Zhang Sai refused to make predictions for inflation or money supply growth this year. Figures for January showed that prices in the 35 largest cities jumped 23.3 per cent, compared with the same period last year, while national industrial output soared by 33.2 per cent.
China has previously said inflation should not go above 10 per cent overall this year.
The bureau was announcing finalised 1993 economic figures, which showed growth in gross domestic product at 13.4 per cent, the highest since 1985 and the fastest for any country last year.
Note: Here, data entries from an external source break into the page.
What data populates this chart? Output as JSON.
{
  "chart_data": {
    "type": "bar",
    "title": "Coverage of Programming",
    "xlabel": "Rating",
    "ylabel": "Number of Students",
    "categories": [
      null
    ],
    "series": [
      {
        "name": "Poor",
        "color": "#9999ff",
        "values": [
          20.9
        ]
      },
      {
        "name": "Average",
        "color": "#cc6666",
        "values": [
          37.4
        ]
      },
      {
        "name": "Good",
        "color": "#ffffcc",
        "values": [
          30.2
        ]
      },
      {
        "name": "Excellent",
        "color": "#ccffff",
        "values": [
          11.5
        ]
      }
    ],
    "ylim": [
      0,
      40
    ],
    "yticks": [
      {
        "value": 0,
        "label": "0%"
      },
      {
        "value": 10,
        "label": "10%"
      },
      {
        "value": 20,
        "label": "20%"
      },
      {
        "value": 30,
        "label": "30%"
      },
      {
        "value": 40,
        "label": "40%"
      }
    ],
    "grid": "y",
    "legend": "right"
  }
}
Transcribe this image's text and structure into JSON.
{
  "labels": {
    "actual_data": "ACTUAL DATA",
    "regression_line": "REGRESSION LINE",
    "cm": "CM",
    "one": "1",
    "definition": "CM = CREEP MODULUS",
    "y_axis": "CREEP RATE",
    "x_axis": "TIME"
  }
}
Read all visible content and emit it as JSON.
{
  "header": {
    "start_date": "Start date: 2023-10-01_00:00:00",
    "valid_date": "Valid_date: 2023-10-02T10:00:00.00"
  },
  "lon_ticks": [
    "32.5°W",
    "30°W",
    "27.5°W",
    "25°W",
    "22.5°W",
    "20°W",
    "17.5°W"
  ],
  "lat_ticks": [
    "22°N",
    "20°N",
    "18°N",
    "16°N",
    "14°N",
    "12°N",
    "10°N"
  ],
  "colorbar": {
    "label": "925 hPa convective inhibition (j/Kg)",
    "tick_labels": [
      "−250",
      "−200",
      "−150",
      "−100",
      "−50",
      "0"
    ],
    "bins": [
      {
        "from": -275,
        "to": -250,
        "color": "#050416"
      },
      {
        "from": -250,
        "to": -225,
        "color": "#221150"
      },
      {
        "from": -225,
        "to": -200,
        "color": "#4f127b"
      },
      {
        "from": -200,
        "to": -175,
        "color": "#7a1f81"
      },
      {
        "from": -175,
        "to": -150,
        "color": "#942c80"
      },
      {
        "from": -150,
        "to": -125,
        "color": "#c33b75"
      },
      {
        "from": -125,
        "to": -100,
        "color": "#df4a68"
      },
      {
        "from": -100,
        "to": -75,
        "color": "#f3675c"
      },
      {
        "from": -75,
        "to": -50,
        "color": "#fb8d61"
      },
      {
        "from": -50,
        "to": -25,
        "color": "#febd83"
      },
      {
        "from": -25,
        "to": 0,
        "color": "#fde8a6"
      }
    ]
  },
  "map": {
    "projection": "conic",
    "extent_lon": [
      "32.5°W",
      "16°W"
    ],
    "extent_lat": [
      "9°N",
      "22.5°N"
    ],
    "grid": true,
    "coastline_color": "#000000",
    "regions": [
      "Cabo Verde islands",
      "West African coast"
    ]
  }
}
Money supply (M1 and M2) rose 24 per cent.
A Western diplomat said China's 1994 inflation target was 'looking pretty squishy' and that there was a lack of firm money supply targets.
The government has said it will not put up interest rates again, and this has left consumers finding it more attractive to spend their money than save it.
China's austerity package, announced last summer, was abandoned within months when Peking realised the problems that the credit squeeze was causing for the country's loss-making state enterprises. Nearly one- third are in the red, even by Chinese accounting practices.
Mr Zhang said prices should be kept at 'the bearable limit of each household'. He would only enlarge on this to say incomes must rise faster than prices. Some households had suffered a decline in living standards, he said.
He also highlighted the problems caused by infrastructure development failing to keep pace with economic growth. The railways can now only meet 60 per cent of demand for freight travel, one of the reasons that 1994 growth would be lower than for the past two years.